Eso será mejor para ti –mientras Ramón Buñuel asentía y se iba hacia la zona
del mortero, el guardia paró por el codo a Antonio Blasi que se iba a su
tarea-. Espera, tú eres el piamontés, Antonio Blasi, ¿es así?
-Sí,
yo soy.
El
guardia se sacó un papel de la pechera y lo abrió ante él.
-Tus
reclamaciones legales han recibido respuesta. El señor Bordari ha declarado que
el dinero de la venta del reloj no puede devolvértelo porque no tiene tal
reloj. Dice que no se lo vendiste, embustero italiano, y que de tenerlo se lo
cobraría por lo que le debes de tu alojamiento y comida en su figón. Firma aquí
la sentencia, tu multa no ha sido pagada, la debes –el piamontés, sorprendido
por lo que acababa de escuchar firmó el documento aceptando que no había pagado
la multa, aunque pensaba reclamar la venta del reloj-. Ahora sigue trabajando
–le dijo el guardia.
Antonio
Blasi comprendía bien la traición de su amigo Pedro Bordari, pero necesitaba
repasarla mentalmente. Se atascaba en la incomprensión y no podía avanzar en su
pensamiento. Recogió los adoquines del accidente de Ramón Buñuel y los colocó
en la carretilla que los había transportado. Él mismo terminaría ese
transporte. Comprendía que había perdido trescientos reales de vellón pagando a
la Justicia que nunca registró el pago y también había perdido el importe del
reloj que le vendió Bordari. La libertad no tenía precio, pero la suya había
sido vendida. Habría de nacer su hijo sin estar él al lado de ella, su amada
María Viviel. Giraba el mundo como giraba, a veces como una moneda enloquecida.
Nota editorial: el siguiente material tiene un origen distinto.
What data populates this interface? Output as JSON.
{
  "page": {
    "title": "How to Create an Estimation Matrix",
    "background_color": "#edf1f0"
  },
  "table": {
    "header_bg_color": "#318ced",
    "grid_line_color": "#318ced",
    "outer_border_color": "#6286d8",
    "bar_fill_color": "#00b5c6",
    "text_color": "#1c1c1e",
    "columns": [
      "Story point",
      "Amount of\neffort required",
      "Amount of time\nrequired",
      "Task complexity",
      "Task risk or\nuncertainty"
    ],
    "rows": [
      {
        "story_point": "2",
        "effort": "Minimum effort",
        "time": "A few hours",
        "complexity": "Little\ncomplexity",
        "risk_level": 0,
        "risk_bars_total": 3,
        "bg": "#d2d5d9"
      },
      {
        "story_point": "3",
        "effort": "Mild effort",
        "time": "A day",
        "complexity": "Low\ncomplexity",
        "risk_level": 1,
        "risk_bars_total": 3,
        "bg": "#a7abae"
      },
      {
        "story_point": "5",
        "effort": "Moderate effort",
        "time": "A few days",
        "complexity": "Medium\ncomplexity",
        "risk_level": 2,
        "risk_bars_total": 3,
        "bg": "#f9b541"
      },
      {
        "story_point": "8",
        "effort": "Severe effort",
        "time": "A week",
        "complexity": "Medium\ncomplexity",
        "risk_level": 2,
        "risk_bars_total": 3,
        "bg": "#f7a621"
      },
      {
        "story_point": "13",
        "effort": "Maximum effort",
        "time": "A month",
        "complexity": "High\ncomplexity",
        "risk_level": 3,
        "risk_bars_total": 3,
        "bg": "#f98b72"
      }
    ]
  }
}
Su libertad, depositada en aquel dinero, ya no era suya, y su dinero no sabía
de quién era. Todo lo que pudiera dar por abrazarla de nuevo y por tener al
fruto nacido de los dos entre sus brazos, sólo era ya penar en aquel penal.
Aquel dinero desaparecido era un crimen entre compatriotas. ¿Quién lo diría? La
Justicia era justa sólo para los que sabían comprender su valor. Al pasar al
lado de Ramón Buñuel este le dijo:
-¿Qué
te ha dicho, hermano?
-Que
quizá trabajaré más en estas obras de lo que tenía previsto.
Antonio
Blasi siguió su camino con la carretilla cargada de adoquines sin detenerse a
seguir la conversación. Había un Salón del Prado que construir, con arbolado y
jardines, edificios y espacios con grandes saberes, que tendría fuentes bellas
de mármol, estatuas de viejas deidades y una puerta monumental y alta que
apuntara en dirección a Alcalá de Henares. Allí estaban ellos construyéndolo,
adoquín a adoquín en el suelo, sepultando la naturaleza del prado, pagando a la
sociedad lo que les dijeron le debían.